One strength of this paper is the assessment of methods used in systematic reviews of nutrition using accepted tools including the AMSTAR and the ‘Cochrane Handbook of Public Health Guidance’. One limitation is that we used a non-validated search for nutrition topics and thus may have missed some systematic reviews. However, we think this limitation is unlikely to affect the findings of this study since we intended to identify a purposive sample, rather than an exhaustive sample of systematic reviews in nine intervention areas. Furthermore, our assessment of quality of the included systematic reviews is limited to how they were reported.

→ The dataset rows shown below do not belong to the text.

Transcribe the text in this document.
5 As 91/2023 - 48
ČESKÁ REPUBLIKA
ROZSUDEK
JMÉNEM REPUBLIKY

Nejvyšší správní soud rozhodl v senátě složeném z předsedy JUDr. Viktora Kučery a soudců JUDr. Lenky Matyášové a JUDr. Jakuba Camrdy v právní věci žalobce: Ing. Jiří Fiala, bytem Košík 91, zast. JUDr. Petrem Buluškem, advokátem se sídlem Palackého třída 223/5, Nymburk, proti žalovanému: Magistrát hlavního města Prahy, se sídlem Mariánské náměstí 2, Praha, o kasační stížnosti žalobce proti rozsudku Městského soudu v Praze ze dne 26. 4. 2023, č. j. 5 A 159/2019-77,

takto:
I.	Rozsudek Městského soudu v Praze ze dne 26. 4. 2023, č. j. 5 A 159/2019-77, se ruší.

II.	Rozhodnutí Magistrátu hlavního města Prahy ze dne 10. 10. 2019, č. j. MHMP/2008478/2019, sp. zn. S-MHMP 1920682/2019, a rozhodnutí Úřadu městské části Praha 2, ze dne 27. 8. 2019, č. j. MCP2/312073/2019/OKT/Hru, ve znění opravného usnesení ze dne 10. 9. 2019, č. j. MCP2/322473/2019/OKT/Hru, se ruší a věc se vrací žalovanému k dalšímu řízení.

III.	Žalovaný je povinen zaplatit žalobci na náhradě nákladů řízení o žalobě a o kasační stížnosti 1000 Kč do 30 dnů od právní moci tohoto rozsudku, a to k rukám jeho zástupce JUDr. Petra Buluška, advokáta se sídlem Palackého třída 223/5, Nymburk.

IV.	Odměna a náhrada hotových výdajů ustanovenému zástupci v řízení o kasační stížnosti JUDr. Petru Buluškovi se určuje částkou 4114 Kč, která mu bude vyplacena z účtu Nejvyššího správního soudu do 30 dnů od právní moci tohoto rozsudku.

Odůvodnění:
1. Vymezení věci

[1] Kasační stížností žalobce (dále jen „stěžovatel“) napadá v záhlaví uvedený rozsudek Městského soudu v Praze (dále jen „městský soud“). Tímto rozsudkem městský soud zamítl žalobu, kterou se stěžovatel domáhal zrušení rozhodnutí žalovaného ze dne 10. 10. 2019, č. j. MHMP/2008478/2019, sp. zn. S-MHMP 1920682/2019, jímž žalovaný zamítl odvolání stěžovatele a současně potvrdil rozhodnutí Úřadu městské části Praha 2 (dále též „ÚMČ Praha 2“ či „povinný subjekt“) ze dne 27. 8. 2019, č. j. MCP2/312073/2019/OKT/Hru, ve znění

Given the growth in the field, there is a clear need to develop a consensus on methodologies for nutrition reviews, criteria for assessing the evidence and possibly facilitating development and collation of the evidence in the subject area. There also needs to be clarity on the purpose of the reviews and on the questions that they are addressing, for them to be useful in the context of programme and policy guidance. The diverse methods involved in such systematic evidence syntheses and conclusions thereof have a clear bearing on impact on policy and practice. Given the differing needs of information syntheses by practitioners and public sector policymakers, a consensus on the quality indicators for such reviews and methods is an important prerequisite. While the Cochrane and Campbell collaborations have a due process with published guidelines within the ‘Cochrane Handbook’, other journals and peer review processes may not follow a standard set of criteria. Cochrane and Campbell are well-positioned to take the lead in improving quality as our analysis also suggests that the quality ratings for the Cochrane reviews were found to be fairly consistent as compared to the non-Cochrane reviews. The Campbell International Development Nutrition group is actively working on these priority areas of methodological quality, outcome standardization and avoiding duplication. Engagement with a range of stakeholders could lead to wider uptake and endorsement of such standards and priorities. This could then expand to include guidance to other journals and agencies evaluating and publishing nutrition-related systematic reviews.

Conclusions

To conclude, there is a need to develop a consensus on methodologies for nutrition reviews, criteria for assessing the evidence and possibly facilitating development and collation of the evidence in the subject area. We therefore propose the development of a potential nutrition review editorial process and a group inclusive of major stakeholders in the field to help bring the field together.